Sunday, April 22, 2012

The engine of hedge fund - information and communication technology


On April 19, 2012 I led a team of ten first-year Global MBA students from The Johns Hopkins Carey Business School to visit Campbell and Company, one of famous hedge fund based in Baltimore. Founded in 1972, Campbell & Company is a pioneer in absolute return investment management, specializing in systematic managed futures and equity market-neutral strategies. Mike, director of trading, Jon and Grace, research manager gave us a wonderful presentation on how they do research and trade. There is lots of insightful information.

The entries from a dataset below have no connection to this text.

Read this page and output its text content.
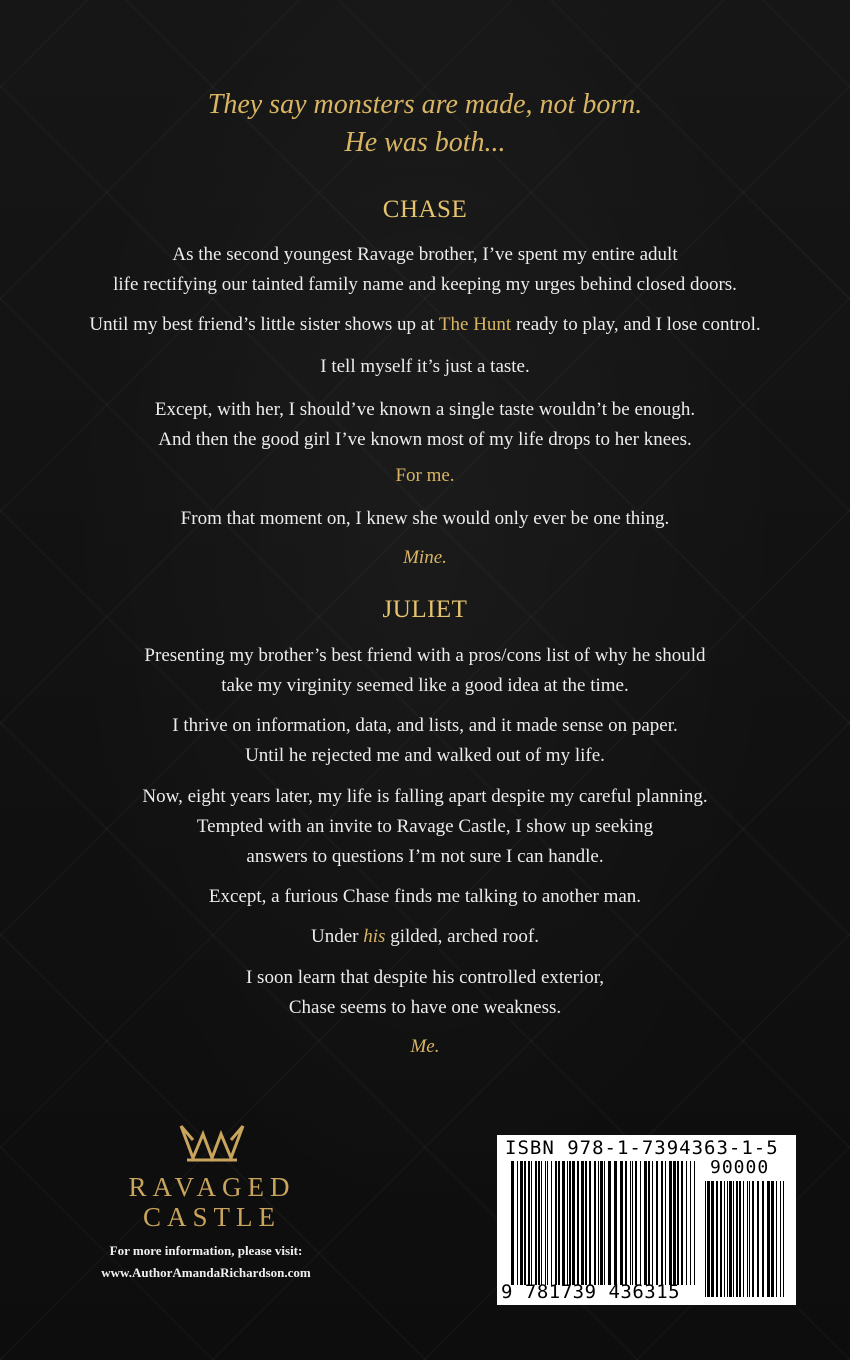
They say monsters are made, not born.
He was both...
CHASE
As the second youngest Ravage brother, I’ve spent my entire adult
life rectifying our tainted family name and keeping my urges behind closed doors.
Until my best friend’s little sister shows up at The Hunt ready to play, and I lose control.
I tell myself it’s just a taste.
Except, with her, I should’ve known a single taste wouldn’t be enough.
And then the good girl I’ve known most of my life drops to her knees.
For me.
From that moment on, I knew she would only ever be one thing.
Mine.
JULIET
Presenting my brother’s best friend with a pros/cons list of why he should
take my virginity seemed like a good idea at the time.
I thrive on information, data, and lists, and it made sense on paper.
Until he rejected me and walked out of my life.
Now, eight years later, my life is falling apart despite my careful planning.
Tempted with an invite to Ravage Castle, I show up seeking
answers to questions I’m not sure I can handle.
Except, a furious Chase finds me talking to another man.
Under his gilded, arched roof.
I soon learn that despite his controlled exterior,
Chase seems to have one weakness.
Me.
RAVAGED
CASTLE
For more information, please visit:
www.AuthorAmandaRichardson.com
ISBN 978-1-7394363-1-5
90000
9 781739 436315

A hedge fund is an investment fund or asset fund that can undertake a wider range of investment and trading activities than other funds. Due to risk exposure, hedge fund is only open to some particular types of investors specified by regulators. Typically most of them are institutions and higher net worth individuals.




Hedge fund introduction




"We have tree trading teams", Mike told us, "North America team, Europe team and Asia team. They work for different hours. Now we can reach any major market in any place at any time, providing 24 hours a day and five days a week." How can Campbell and Company do that? Obviously the answer is ICT, information and communication technology. With the information technology, most of orders that Campbell & Company want to trade can be done through the internet connection to exchanges. Roughly one decade ago, traders at Campbell & Company needed to call the broker at the Chicago Mercantile Exchange. And then they had to wait for the deal to get done, maybe one hour later. Now all the order will be traded within thousandth second.


"We have a lot of models," the research manager Jon was very confident about the research levels at Campbell & Company, "With the help of the computer, we can quickly simulate trade with any model." If someone comes out any idea, it can be quickly turned to models. Then computer can run these models with huge historical data. With these kinds of simulations, models can be easily tested and verified. Without the computer, we can't image how this huge work can be done manually. Many hedge funds always bought the latest the most powerful computer or even mainframe to do models simulation. Once these models turned out to have very good positive results, they will be put the real market to make money. However, it needs the accurate execution by the computer. Only the computer can instantly calculate the data to verify if the conditions are met. In some sense, it is the computer not the people help hedge fund make money.

Hedge Fund Modelling and Analysis
                                                             

 Recently hedge funds are becoming more and more depending on information and communication technology. Who has fastest information gathering, fastest data communication and fastest data processing, and then he has most chance to win the money.  According to the Prime Finance 2011 IT Survey released by Citi, Hedge funds will spend approximately $2.09 billion on information technology (IT) in 2011.